Und diesen Punkt sollte man sich vergegenwärtigen: Jüdinnen und Juden, oder eigentlich jede Person, die zur Zielscheibe von Hass werden kann, muss technische Vorkehrungen bezahlen, weil ihre Sicherheit ansonsten nicht gewährleistet werden kann. Das sollte die Lösung sein?

Am Dienstag, noch bevor ich mich darüber beschweren konnte, dass mein Gegenüber die Lage überhaupt nicht erfasst (oder interessiert) hat, rief bereits jemand vom Bereich »Kommunikation« der Landesanstalt für Medien NRW an. Es hat wohl Nachfragen an die Landesanstalt für Medien gegeben – von Medien. Auch von den »Goldenen Bloggern« einem Bloggerpreis, der am 24. April 2023 in Düsseldorf vergeben wird. Zufällig ist auch dieser Blog hier für eine Kategorie nominiert. Unter normalen Umständen wäre das eigentlich DIE Meldung in eigener Sache in dieser Woche gewesen.

Mein Gegenüber erklärte, dass es zu keinem Zeitpunkt die Absicht der Landesanstalt gewesen sei, jüdische Webangebote zu verhindern. Da sei man missverstanden worden. Die Abläufe seien sehr standardisiert, der Einzelfall sei nicht betrachtet worden und das sei bedauerlich. Man könne auch dabei behilflich sein, hier eine Lösung zu finden. Im Prinzip also der Versuch, kommunikativ das aufzufangen, was Behörden oder öffentliche Einrichtungen tun, wenn sie Schemen blind abarbeiten.

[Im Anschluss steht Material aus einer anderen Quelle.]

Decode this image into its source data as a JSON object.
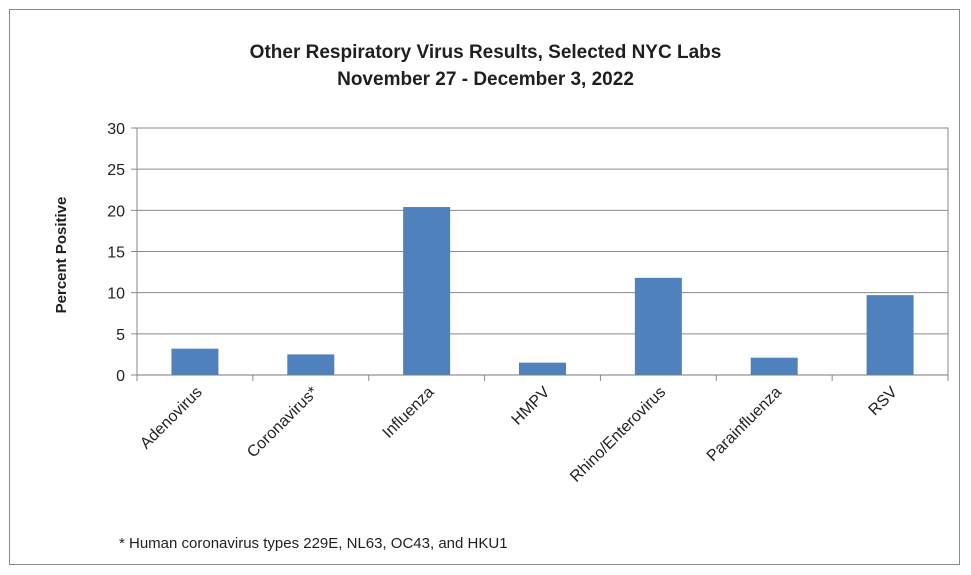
{
  "chart_data": {
    "type": "bar",
    "title": [
      "Other Respiratory Virus Results, Selected NYC Labs",
      "November 27 - December 3, 2022"
    ],
    "ylabel": "Percent Positive",
    "categories": [
      "Adenovirus",
      "Coronavirus*",
      "Influenza",
      "HMPV",
      "Rhino/Enterovirus",
      "Parainfluenza",
      "RSV"
    ],
    "values": [
      3.2,
      2.5,
      20.4,
      1.5,
      11.8,
      2.1,
      9.7
    ],
    "ylim": [
      0,
      30
    ],
    "yticks": [
      0,
      5,
      10,
      15,
      20,
      25,
      30
    ],
    "bar_color": "#4f81bd",
    "grid": true,
    "legend": "none",
    "footnote": "* Human coronavirus types 229E, NL63, OC43, and HKU1"
  }
}
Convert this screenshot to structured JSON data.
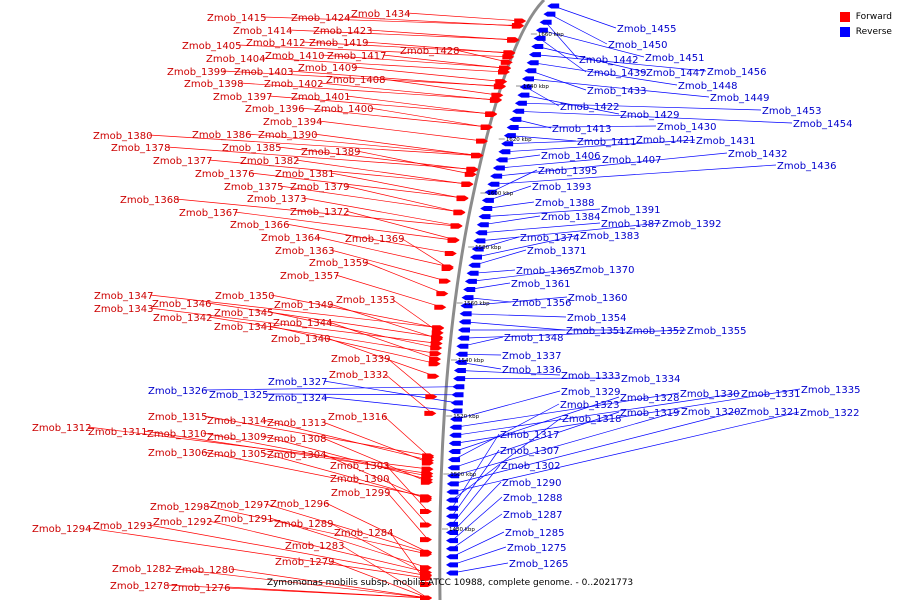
{
  "legend": {
    "forward_label": "Forward",
    "reverse_label": "Reverse",
    "forward_color": "#ff0000",
    "reverse_color": "#0000ff"
  },
  "footer": "Zymomonas mobilis subsp. mobilis ATCC 10988, complete genome. - 0..2021773",
  "ticks": [
    "1660 kbp",
    "1640 kbp",
    "1620 kbp",
    "1600 kbp",
    "1580 kbp",
    "1560 kbp",
    "1540 kbp",
    "1520 kbp",
    "1500 kbp",
    "1480 kbp"
  ],
  "forward_genes": [
    "Zmob_1434",
    "Zmob_1415",
    "Zmob_1424",
    "Zmob_1414",
    "Zmob_1423",
    "Zmob_1412",
    "Zmob_1419",
    "Zmob_1405",
    "Zmob_1428",
    "Zmob_1410",
    "Zmob_1417",
    "Zmob_1404",
    "Zmob_1409",
    "Zmob_1399",
    "Zmob_1403",
    "Zmob_1408",
    "Zmob_1398",
    "Zmob_1402",
    "Zmob_1397",
    "Zmob_1401",
    "Zmob_1396",
    "Zmob_1400",
    "Zmob_1394",
    "Zmob_1380",
    "Zmob_1386",
    "Zmob_1390",
    "Zmob_1378",
    "Zmob_1385",
    "Zmob_1389",
    "Zmob_1377",
    "Zmob_1382",
    "Zmob_1376",
    "Zmob_1381",
    "Zmob_1375",
    "Zmob_1379",
    "Zmob_1368",
    "Zmob_1373",
    "Zmob_1367",
    "Zmob_1372",
    "Zmob_1366",
    "Zmob_1364",
    "Zmob_1369",
    "Zmob_1363",
    "Zmob_1359",
    "Zmob_1357",
    "Zmob_1347",
    "Zmob_1350",
    "Zmob_1353",
    "Zmob_1346",
    "Zmob_1349",
    "Zmob_1343",
    "Zmob_1345",
    "Zmob_1342",
    "Zmob_1344",
    "Zmob_1341",
    "Zmob_1340",
    "Zmob_1339",
    "Zmob_1332",
    "Zmob_1315",
    "Zmob_1314",
    "Zmob_1313",
    "Zmob_1316",
    "Zmob_1312",
    "Zmob_1311",
    "Zmob_1310",
    "Zmob_1309",
    "Zmob_1308",
    "Zmob_1306",
    "Zmob_1305",
    "Zmob_1304",
    "Zmob_1303",
    "Zmob_1300",
    "Zmob_1299",
    "Zmob_1298",
    "Zmob_1297",
    "Zmob_1296",
    "Zmob_1291",
    "Zmob_1294",
    "Zmob_1293",
    "Zmob_1292",
    "Zmob_1289",
    "Zmob_1284",
    "Zmob_1283",
    "Zmob_1279",
    "Zmob_1282",
    "Zmob_1280",
    "Zmob_1278",
    "Zmob_1276"
  ],
  "reverse_genes": [
    "Zmob_1455",
    "Zmob_1450",
    "Zmob_1442",
    "Zmob_1451",
    "Zmob_1439",
    "Zmob_1447",
    "Zmob_1456",
    "Zmob_1448",
    "Zmob_1433",
    "Zmob_1449",
    "Zmob_1422",
    "Zmob_1429",
    "Zmob_1453",
    "Zmob_1454",
    "Zmob_1413",
    "Zmob_1430",
    "Zmob_1411",
    "Zmob_1421",
    "Zmob_1431",
    "Zmob_1406",
    "Zmob_1407",
    "Zmob_1432",
    "Zmob_1436",
    "Zmob_1395",
    "Zmob_1393",
    "Zmob_1388",
    "Zmob_1391",
    "Zmob_1384",
    "Zmob_1387",
    "Zmob_1392",
    "Zmob_1374",
    "Zmob_1383",
    "Zmob_1371",
    "Zmob_1365",
    "Zmob_1370",
    "Zmob_1361",
    "Zmob_1356",
    "Zmob_1360",
    "Zmob_1354",
    "Zmob_1351",
    "Zmob_1352",
    "Zmob_1355",
    "Zmob_1348",
    "Zmob_1337",
    "Zmob_1336",
    "Zmob_1333",
    "Zmob_1334",
    "Zmob_1326",
    "Zmob_1325",
    "Zmob_1327",
    "Zmob_1324",
    "Zmob_1329",
    "Zmob_1330",
    "Zmob_1331",
    "Zmob_1335",
    "Zmob_1328",
    "Zmob_1323",
    "Zmob_1319",
    "Zmob_1320",
    "Zmob_1321",
    "Zmob_1322",
    "Zmob_1318",
    "Zmob_1317",
    "Zmob_1307",
    "Zmob_1302",
    "Zmob_1290",
    "Zmob_1288",
    "Zmob_1287",
    "Zmob_1285",
    "Zmob_1275",
    "Zmob_1265"
  ]
}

Und jetzt? Eine Lösung für alle Betroffenen muss her!

Das Tikvah Institut reagierte recht schnell auf Twitter und schrieb:

Es braucht für solche Fälle eine Pseudonymisierungsmöglichkeit für Adressen. Es kann nicht sein, dass man als gefährdete Person zum Selbstschutz finanziell zur Kasse gebeten wird oder zusätzliche Bürokratielasten zu tragen hat.

@TikvahInstitut auf Twitter

Es geht nicht darum, anonym im Netz zu operieren. Es geht darum, rechtssicher zu agieren und als Person geschützt zu sein, ohne dafür noch extra zahlen zu müssen, oder besondere Aufwände betreiben zu müssen. Auf der einen Seite begegnen uns im Netz immer strengere Anforderungen durch die DSGVO, auf der anderen Seite sollen Adressdaten ins Netz geschrieben werden.
Hier ist die Politik gefragt. Gerade dann, wenn es um Meinungsfreiheit geht.
Wie wir alle wissen, agieren die Leute da draußen sehr viel ungehemmter als es früher der Fall war. Der Fall mit diesem Blog war sicher nur einer. Andere möchten möglicherweise überhaupt kein Webprojekt beginnen, weil sie sich offenbaren müssen. Dieses Thema muss auf die Agenden. Gerade auch, wenn wir über die »Förderung jüdischen Lebens« sprechen, zu der man sich öffentlich ja so gerne bekennt.
Wie? Vielleicht durch Adresscodes, die nur die Deutsche Post entschlüsseln kann? Die Postnummer kann die Post ja auch zuordnen. Mittlerweile geschieht ja ein Großteil der Postsortierung und Zuordnung digital.
Oder eine gemeinnützige Anlaufstelle für derartige Fälle?
Sicher gibt es zahlreiche weitere Ideen.
Die große Partizipation im Netz ist ansonsten wieder nur eine Party für diejenigen, die gerne gesehen werden.

Für diesen Blog hier wurde dankenswerterweise eine individuelle Lösung gefunden. Auf die »große« Lösung müssen wir noch warten.

Übrigens: Postfächer sind keine Lösung. Die sind nicht möglich. Es müssen Adressen mit der Möglichkeit sein, einen Brief zu übergeben.

Danke an alle, die spontan Hilfe angeboten haben! Erfreulicherweise waren das nicht wenige.